Wyatt has always had an eye for talent. A Song of Hope features drummer Jeff “Tain” Watts, bassist Eric Wheeler, and pianist Donald Vega along with an all-star horn section and a few additional guests.
“Samara became a blessing in disguise,” says Wyatt. He had originally thought he’d produce an instrumental version of “Fragile.” “When I heard her sing, I knew she could convey the feeling of both of those songs. And she did.”
O’s Notes: Tenor saxophonist Eric Wyatt leads the charge with an excellent band that sizzles and pops throughout the session. We enjoyed their cover of “Fragile” featuring vocalist Samara Joy, the funky “Fur Live”, “Contemplation” and Watts’ rousing drum solo on “Of Things To Come ime”, a duet with Wyatt. We also enjoyed “One For Hakim” featuring the entire band, a strong showing for trumpeter Theo Croker, Wyatt and the fierce rhythm section: Donald Vega (p), Eric Wheeler (b) and Jeff Watts (d).
On A Song of Hope, his second album for Whaling City Sound, saxophonist Eric Wyatt offers more than hope; he offers assurance that contemporary jazz is alive and well in and around his home base of Brooklyn, NY. Wyatt, the godson of another rather well-known saxophonist, Sonny Rollins, performs in groups of various sizes, from quartet to octet, with vocals by Samara Joy on two numbers, “Fragile” and Wyatt’s “Say Her Name.” The almost-constants are pianist Donald Vega, bassist Eric Wheeler and drummer Jeff Watts, who are on board for eight numbers but step aside for a pair of Wyatt-Watts duets and are replaced by bassist Mike Boone and his talented fourteen-year-old son, drummer Mekhi Boone, on John Coltrane‘s “Central Park West” and McCoy Tyner‘s “Contemplation.”
Watch Jeff “Tain” Watts and Delbert Felix meet after over 25 years!

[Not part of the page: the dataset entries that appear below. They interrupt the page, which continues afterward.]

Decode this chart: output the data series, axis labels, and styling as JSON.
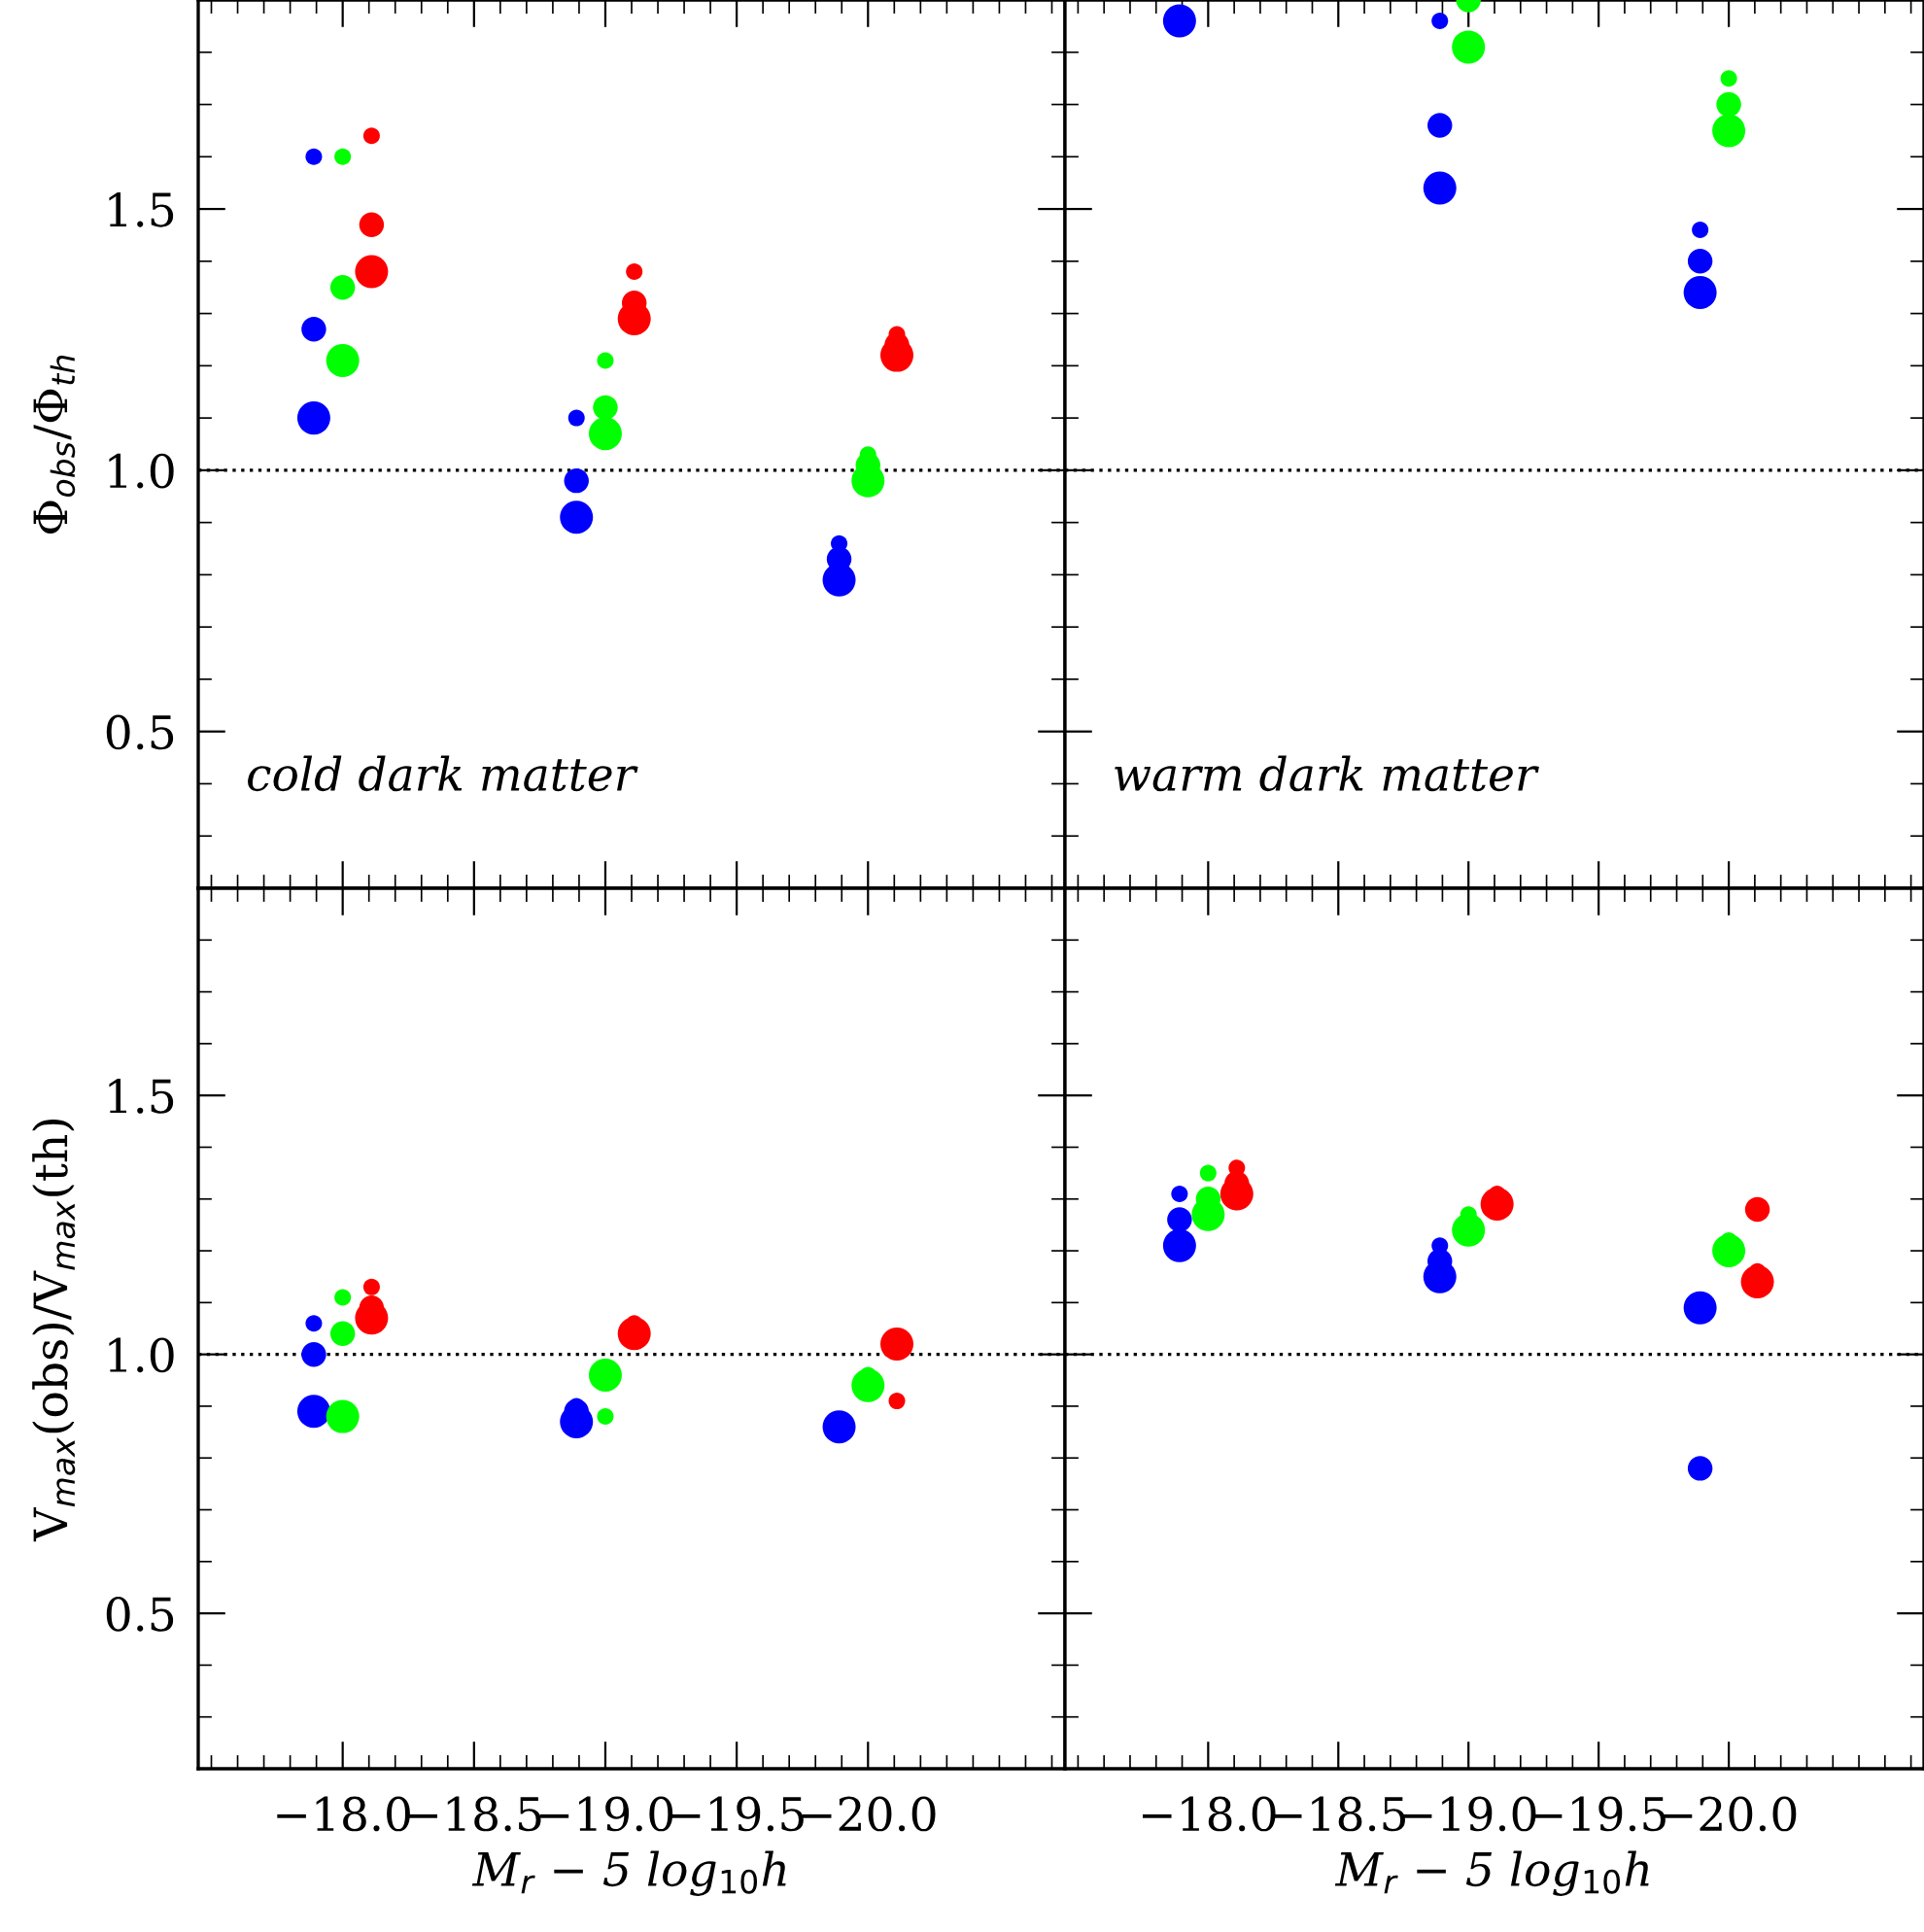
{
  "chart_data": [
    {
      "type": "bubble",
      "ylabel": "Φ$_{obs}$/Φ$_{th}$",
      "annotations": [
        "cold dark matter"
      ],
      "tick_labels": "y",
      "marker": "circle",
      "xlim": [
        -17.45,
        -20.75
      ],
      "xticks": [
        {
          "value": -18.0,
          "label": null
        },
        {
          "value": -18.5,
          "label": null
        },
        {
          "value": -19.0,
          "label": null
        },
        {
          "value": -19.5,
          "label": null
        },
        {
          "value": -20.0,
          "label": null
        }
      ],
      "ylim": [
        0.2,
        1.9
      ],
      "yticks": [
        {
          "value": 0.5,
          "label": "0.5"
        },
        {
          "value": 1.0,
          "label": "1.0"
        },
        {
          "value": 1.5,
          "label": "1.5"
        }
      ],
      "ref_lines": [
        {
          "axis": "y",
          "value": 1.0,
          "color": "#000000",
          "line_style": "dotted"
        }
      ],
      "series": [
        {
          "color": "#0000ff",
          "x": [
            -17.89,
            -17.89,
            -17.89,
            -18.89,
            -18.89,
            -18.89,
            -19.89,
            -19.89,
            -19.89
          ],
          "values": [
            1.6,
            1.27,
            1.1,
            1.1,
            0.98,
            0.91,
            0.86,
            0.83,
            0.79
          ],
          "sizes": [
            0.25,
            0.56,
            1,
            0.25,
            0.56,
            1,
            0.25,
            0.56,
            1
          ]
        },
        {
          "color": "#00ff00",
          "x": [
            -18.0,
            -18.0,
            -18.0,
            -19.0,
            -19.0,
            -19.0,
            -20.0,
            -20.0,
            -20.0
          ],
          "values": [
            1.6,
            1.35,
            1.21,
            1.21,
            1.12,
            1.07,
            1.03,
            1.01,
            0.98
          ],
          "sizes": [
            0.25,
            0.56,
            1,
            0.25,
            0.56,
            1,
            0.25,
            0.56,
            1
          ]
        },
        {
          "color": "#ff0000",
          "x": [
            -18.11,
            -18.11,
            -18.11,
            -19.11,
            -19.11,
            -19.11,
            -20.11,
            -20.11,
            -20.11
          ],
          "values": [
            1.64,
            1.47,
            1.38,
            1.38,
            1.32,
            1.29,
            1.26,
            1.24,
            1.22
          ],
          "sizes": [
            0.25,
            0.56,
            1,
            0.25,
            0.56,
            1,
            0.25,
            0.56,
            1
          ]
        }
      ]
    },
    {
      "type": "bubble",
      "annotations": [
        "warm dark matter"
      ],
      "tick_labels": false,
      "marker": "circle",
      "xlim": [
        -17.45,
        -20.75
      ],
      "xticks": [
        {
          "value": -18.0,
          "label": null
        },
        {
          "value": -18.5,
          "label": null
        },
        {
          "value": -19.0,
          "label": null
        },
        {
          "value": -19.5,
          "label": null
        },
        {
          "value": -20.0,
          "label": null
        }
      ],
      "ylim": [
        0.2,
        1.9
      ],
      "yticks": [
        {
          "value": 0.5,
          "label": null
        },
        {
          "value": 1.0,
          "label": null
        },
        {
          "value": 1.5,
          "label": null
        }
      ],
      "ref_lines": [
        {
          "axis": "y",
          "value": 1.0,
          "color": "#000000",
          "line_style": "dotted"
        }
      ],
      "series": [
        {
          "color": "#0000ff",
          "x": [
            -17.89,
            -18.89,
            -18.89,
            -18.89,
            -19.89,
            -19.89,
            -19.89
          ],
          "values": [
            1.86,
            1.86,
            1.66,
            1.54,
            1.46,
            1.4,
            1.34
          ],
          "sizes": [
            1,
            0.25,
            0.56,
            1,
            0.25,
            0.56,
            1
          ]
        },
        {
          "color": "#00ff00",
          "x": [
            -19.0,
            -19.0,
            -20.0,
            -20.0,
            -20.0
          ],
          "values": [
            1.9,
            1.81,
            1.75,
            1.7,
            1.65
          ],
          "sizes": [
            0.56,
            1,
            0.25,
            0.56,
            1
          ]
        }
      ]
    },
    {
      "type": "bubble",
      "ylabel": "V$_{max}$(obs)/V$_{max}$(th)",
      "xlabel": "M$_{r}$ − 5 log$_{10}$h",
      "marker": "circle",
      "xlim": [
        -17.45,
        -20.75
      ],
      "xticks": [
        {
          "value": -18.0,
          "label": "−18.0"
        },
        {
          "value": -18.5,
          "label": "−18.5"
        },
        {
          "value": -19.0,
          "label": "−19.0"
        },
        {
          "value": -19.5,
          "label": "−19.5"
        },
        {
          "value": -20.0,
          "label": "−20.0"
        }
      ],
      "ylim": [
        0.2,
        1.9
      ],
      "yticks": [
        {
          "value": 0.5,
          "label": "0.5"
        },
        {
          "value": 1.0,
          "label": "1.0"
        },
        {
          "value": 1.5,
          "label": "1.5"
        }
      ],
      "ref_lines": [
        {
          "axis": "y",
          "value": 1.0,
          "color": "#000000",
          "line_style": "dotted"
        }
      ],
      "series": [
        {
          "color": "#0000ff",
          "x": [
            -17.89,
            -17.89,
            -17.89,
            -18.89,
            -18.89,
            -18.89,
            -19.89
          ],
          "values": [
            1.06,
            1.0,
            0.89,
            0.9,
            0.89,
            0.87,
            0.86
          ],
          "sizes": [
            0.25,
            0.56,
            1,
            0.25,
            0.56,
            1,
            1
          ]
        },
        {
          "color": "#00ff00",
          "x": [
            -18.0,
            -18.0,
            -18.0,
            -19.0,
            -19.0,
            -20.0,
            -20.0
          ],
          "values": [
            1.11,
            1.04,
            0.88,
            0.88,
            0.96,
            0.96,
            0.94
          ],
          "sizes": [
            0.25,
            0.56,
            1,
            0.25,
            1,
            0.25,
            1
          ]
        },
        {
          "color": "#ff0000",
          "x": [
            -18.11,
            -18.11,
            -18.11,
            -19.11,
            -19.11,
            -20.11,
            -20.11
          ],
          "values": [
            1.13,
            1.09,
            1.07,
            1.06,
            1.04,
            0.91,
            1.02
          ],
          "sizes": [
            0.25,
            0.56,
            1,
            0.25,
            1,
            0.25,
            1
          ]
        }
      ]
    },
    {
      "type": "bubble",
      "xlabel": "M$_{r}$ − 5 log$_{10}$h",
      "tick_labels": "x",
      "marker": "circle",
      "xlim": [
        -17.45,
        -20.75
      ],
      "xticks": [
        {
          "value": -18.0,
          "label": "−18.0"
        },
        {
          "value": -18.5,
          "label": "−18.5"
        },
        {
          "value": -19.0,
          "label": "−19.0"
        },
        {
          "value": -19.5,
          "label": "−19.5"
        },
        {
          "value": -20.0,
          "label": "−20.0"
        }
      ],
      "ylim": [
        0.2,
        1.9
      ],
      "yticks": [
        {
          "value": 0.5,
          "label": null
        },
        {
          "value": 1.0,
          "label": null
        },
        {
          "value": 1.5,
          "label": null
        }
      ],
      "ref_lines": [
        {
          "axis": "y",
          "value": 1.0,
          "color": "#000000",
          "line_style": "dotted"
        }
      ],
      "series": [
        {
          "color": "#0000ff",
          "x": [
            -17.89,
            -17.89,
            -17.89,
            -18.89,
            -18.89,
            -18.89,
            -19.89,
            -19.89
          ],
          "values": [
            1.31,
            1.26,
            1.21,
            1.21,
            1.18,
            1.15,
            0.78,
            1.09
          ],
          "sizes": [
            0.25,
            0.56,
            1,
            0.25,
            0.56,
            1,
            0.56,
            1
          ]
        },
        {
          "color": "#00ff00",
          "x": [
            -18.0,
            -18.0,
            -18.0,
            -19.0,
            -19.0,
            -20.0,
            -20.0
          ],
          "values": [
            1.35,
            1.3,
            1.27,
            1.27,
            1.24,
            1.22,
            1.2
          ],
          "sizes": [
            0.25,
            0.56,
            1,
            0.25,
            1,
            0.25,
            1
          ]
        },
        {
          "color": "#ff0000",
          "x": [
            -18.11,
            -18.11,
            -18.11,
            -19.11,
            -19.11,
            -20.11,
            -20.11,
            -20.11
          ],
          "values": [
            1.36,
            1.33,
            1.31,
            1.31,
            1.29,
            1.16,
            1.28,
            1.14
          ],
          "sizes": [
            0.25,
            0.56,
            1,
            0.25,
            1,
            0.25,
            0.56,
            1
          ]
        }
      ]
    }
  ]
}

Whaling City Sound, whalingcitysound.com Chris Lowery (tr.), Theo Croker (tr., flic.), Clifton Anderson (trne), EricWyatt (sop., ten., voc), Donald Vega (p.), Eric Wheeler, Mike Boone (cb.), Jeff Tain Watts, Mekhi Boone (batt., voc.), Kahlil Qwame Bell (perc.), Samara Joy (voc.).
New York, ottobre 2020.
This record is the bomb. We announced it last October on the occasion of an article who took stock of the situation of jazz musicians in New York during the full-blown period of the pandemic. In reality, its publication was scheduled for last May / June, while it came out in September. But it was worth the wait. Here we discover – and with pleasure – a greater versatility of the Brooklyn tenorist, with an attention to that spirituality which is now overwhelmingly current and present in certain tributes that he has decided to dedicate to some of the prominent personalities of modern music (Coltrane’s “Central Park West,” McCoy Tyner’s “Contemplation,” Sting’s “Fragile). But there is not only this: the Latin-tinged “Sunset Park Bonita”, the funkish gait of “Fur Live” (a composition by the young and emerging trumpeter Chris Lowery), the bop of “Blues For RH” (dedicated to Roy Hargrove), the metropolitan emotionality of the title-track, ultimately the whole album is pervaded by a contagious energy that accounts for an in-depth and visceral knowledge of the jazz language. With a phrasing poised between Rollins and Coltrane, EricWyatt has always loved to surround himself with solid (Jeff Watts, Clifton Anderson, Donal Vega) and new ones (Theo Croker, Chris Lowery, 15-year-old Mekhi Boone on drums) brilliant personalities of American jazz. Once again he hit the mark.